Im Verfahren gegen führende Vertreter des Pol-Pot-Regimes in Kambodscha fällt ein erstes Urteil *


Etwa zwei Millionen Tote gehen auf das Konto des Pol-Pot-Regimes in Kambodscha (1975-79). Vor dem UN-gestützten Sondertribunal bei Phnom Penh fällt am 7. August ein erstes Urteil gegen die zwei ranghöchsten noch lebenden Führer des »Demokratischen Kampuchea«. Youk Chhang (rechts), Leiter des Dokumentationszentrums Kambodscha (DC-CAM), war Zeuge in dem Prozess. Als 15-Jähriger inhaftiert, verlor er seinerzeit selbst zehn Familienangehörige. Zu dem Verfahren befragte ihn Thomas Berger.


Der erste Teilprozess in einem historischen Verfahren geht zu Ende. Was erwarten Sie vom Finale?

Alle hoffen wir auf die Rechtschaffenheit des Gerichts und des Urteils. Wichtig ist, dass wir damit endlich einen vorläufigen Schlusspunkt in der Sache bekommen, sodass wir uns als Nation vorwärtsbewegen können.

Nur der ehemalige Staatschef Khieu Samphan und Chefideologe Nuon Chea sind als Angeklagte übrig geblieben. Der damalige Außenminister Ieng Sary ist gestorben, seine Frau Ieng Thirith wurde wegen Demenz für prozessunfähig erklärt. War das ein Rückschlag für das Ringen um Gerechtigkeit?

Wer definiert denn Gerechtigkeit nach der Zahl der Angeklagten oder der Verurteilten? Der Prozess an sich ist bedeutsam, die Aufarbeitung – und was wir daraus lernen. Selbst mit einem einzigen Angeklagten ist all das möglich: Zeugen zu suchen und anzuhören, aber auch Nachgeborene durch die Botschaft des Prozesses zu ermutigen, gegen andere Ungerechtigkeiten vorzugehen. Wenn das Verfahren abgeschlossen ist, werden die Menschen erst richtig erkennen, was dieses Gericht Großes geleistet hat.

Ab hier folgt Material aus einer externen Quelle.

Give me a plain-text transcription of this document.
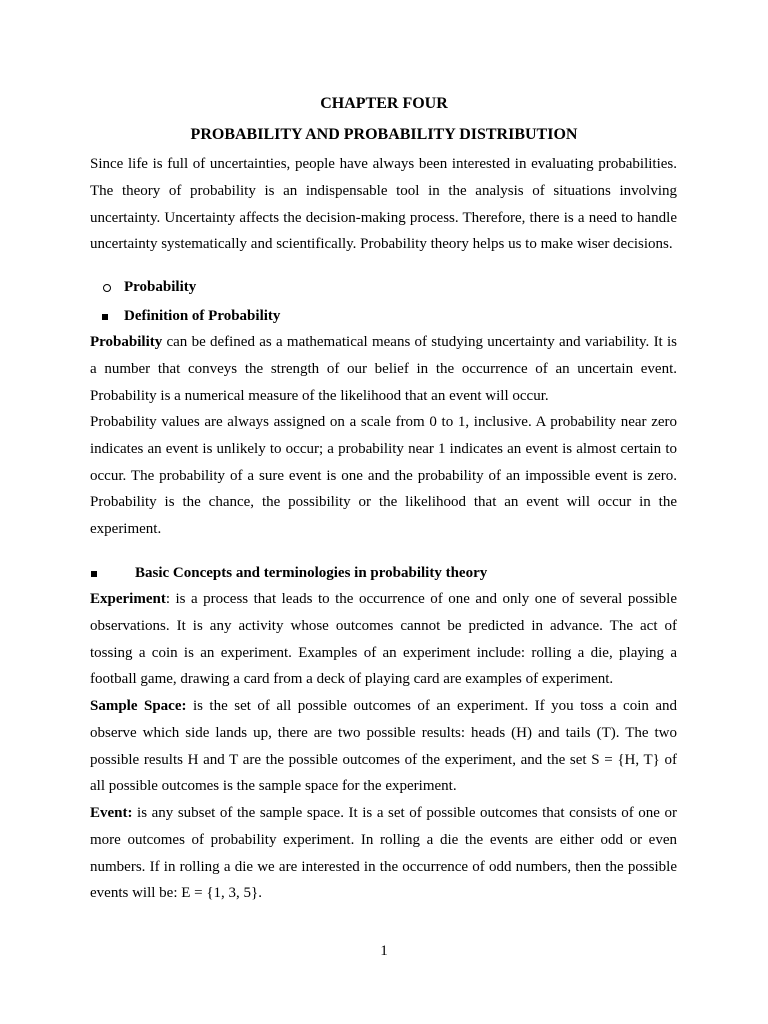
CHAPTER FOUR
PROBABILITY AND PROBABILITY DISTRIBUTION

Since life is full of uncertainties, people have always been interested in evaluating probabilities. The theory of probability is an indispensable tool in the analysis of situations involving uncertainty. Uncertainty affects the decision-making process. Therefore, there is a need to handle uncertainty systematically and scientifically. Probability theory helps us to make wiser decisions.

Probability
Definition of Probability

Probability can be defined as a mathematical means of studying uncertainty and variability. It is a number that conveys the strength of our belief in the occurrence of an uncertain event. Probability is a numerical measure of the likelihood that an event will occur.

Probability values are always assigned on a scale from 0 to 1, inclusive. A probability near zero indicates an event is unlikely to occur; a probability near 1 indicates an event is almost certain to occur. The probability of a sure event is one and the probability of an impossible event is zero. Probability is the chance, the possibility or the likelihood that an event will occur in the experiment.

Basic Concepts and terminologies in probability theory

Experiment: is a process that leads to the occurrence of one and only one of several possible observations. It is any activity whose outcomes cannot be predicted in advance. The act of tossing a coin is an experiment. Examples of an experiment include: rolling a die, playing a football game, drawing a card from a deck of playing card are examples of experiment.

Sample Space: is the set of all possible outcomes of an experiment. If you toss a coin and observe which side lands up, there are two possible results: heads (H) and tails (T). The two possible results H and T are the possible outcomes of the experiment, and the set S = {H, T} of all possible outcomes is the sample space for the experiment.

Event: is any subset of the sample space. It is a set of possible outcomes that consists of one or more outcomes of probability experiment. In rolling a die the events are either odd or even numbers. If in rolling a die we are interested in the occurrence of odd numbers, then the possible events will be: E = {1, 3, 5}.

1
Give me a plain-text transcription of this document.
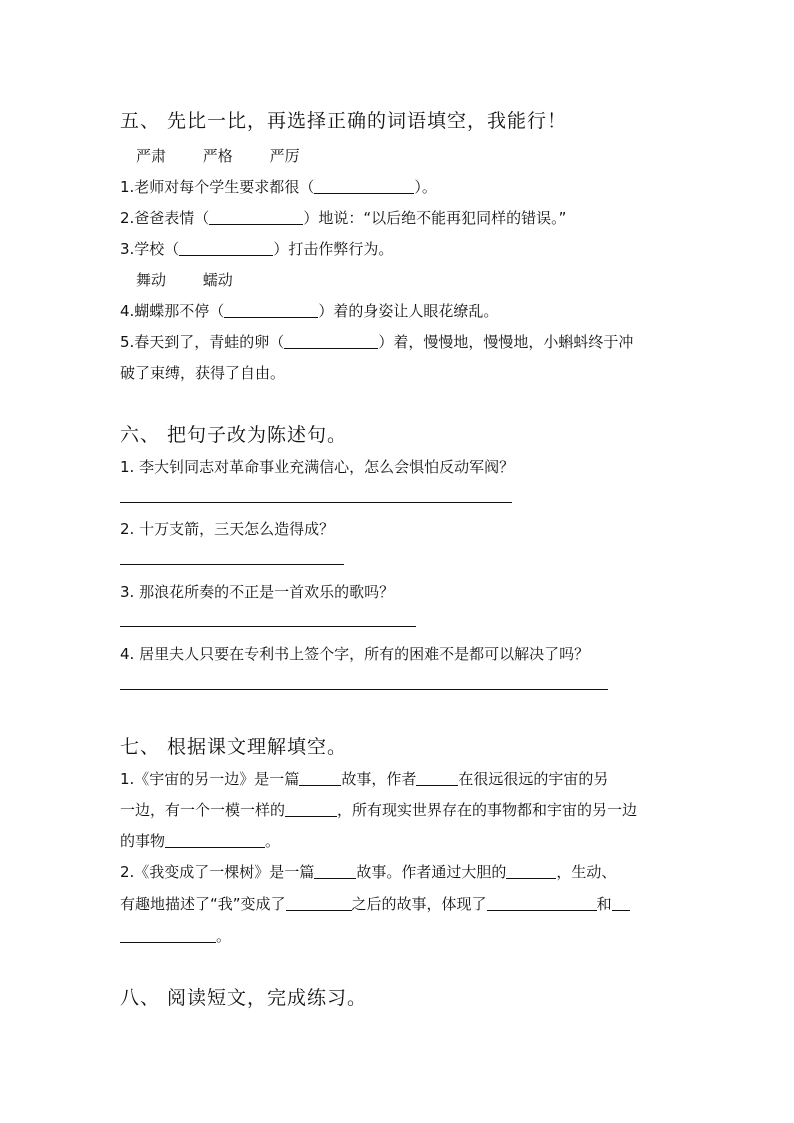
五、 先比一比，再选择正确的词语填空，我能行！
严肃 严格 严厉
1.老师对每个学生要求都很（	）。
2.爸爸表情（	）地说：“以后绝不能再犯同样的错误。”
3.学校（	）打击作弊行为。
舞动 蠕动
4.蝴蝶那不停（	）着的身姿让人眼花缭乱。
5.春天到了，青蛙的卵（	）着，慢慢地，慢慢地，小蝌蚪终于冲
破了束缚，获得了自由。
六、 把句子改为陈述句。
1. 李大钊同志对革命事业充满信心，怎么会惧怕反动军阀？
2. 十万支箭，三天怎么造得成？
3. 那浪花所奏的不正是一首欢乐的歌吗？
4. 居里夫人只要在专利书上签个字，所有的困难不是都可以解决了吗？
七、 根据课文理解填空。
1.《宇宙的另一边》是一篇	故事，作者	在很远很远的宇宙的另
一边，有一个一模一样的	，所有现实世界存在的事物都和宇宙的另一边
的事物	。
2.《我变成了一棵树》是一篇	故事。作者通过大胆的	，生动、
有趣地描述了“我”变成了	之后的故事，体现了	和
。
八、 阅读短文，完成练习。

War das Ganze also ein Erfolg?

Von einem Erfolg können wir sprechen, wenn es gelungen ist, im Resultat dessen auch nur einen weiteren Völkermord auf dem Erdball zu verhindern. Das ist insofern ein fortgesetzter Prozess. Im kambodschanischen Kontext ist es allemal ein Erfolg: Die Opfer, die Gerechtigkeit wollen und so lange gelitten haben, sind mit ihren Leidensgeschichten endlich gehört worden. Und auch die Tatsache, dass Ieng Sary eben nicht in Freiheit war, als er starb, kann man sehr wohl als Erfolg werten.

Sie haben viele Kontakte zu überlebenden Opfern der Diktatur – wie fühlen die sich mit dem Prozess?

Was man erlebt hat, lässt sich nicht aus dem Gedächtnis radieren. Das bleibt, bis man stirbt. Aber nachdem die Überlebenden so lange gewartet haben, werden zumindest die meisten mit dem Ende des Verfahrens ein wenig Ruhe finden und sich im neuen Leben einrichten. Auch für die Generation der Kinder ist es wichtig, dass familiär jetzt ein anderer Umgang miteinander möglich wird. Ich sehe da generell ein bisschen mehr Harmonie. Bisher herrschte unter den Kambodschanern immer ein großes Misstrauen: Wer war damals Opfer, wer Täter? Natürlich wird es weiter Rätsel und Geheimnisse geben. Denn es bleibt ja die Frage, wer zwei Millionen Menschen umgebracht hat.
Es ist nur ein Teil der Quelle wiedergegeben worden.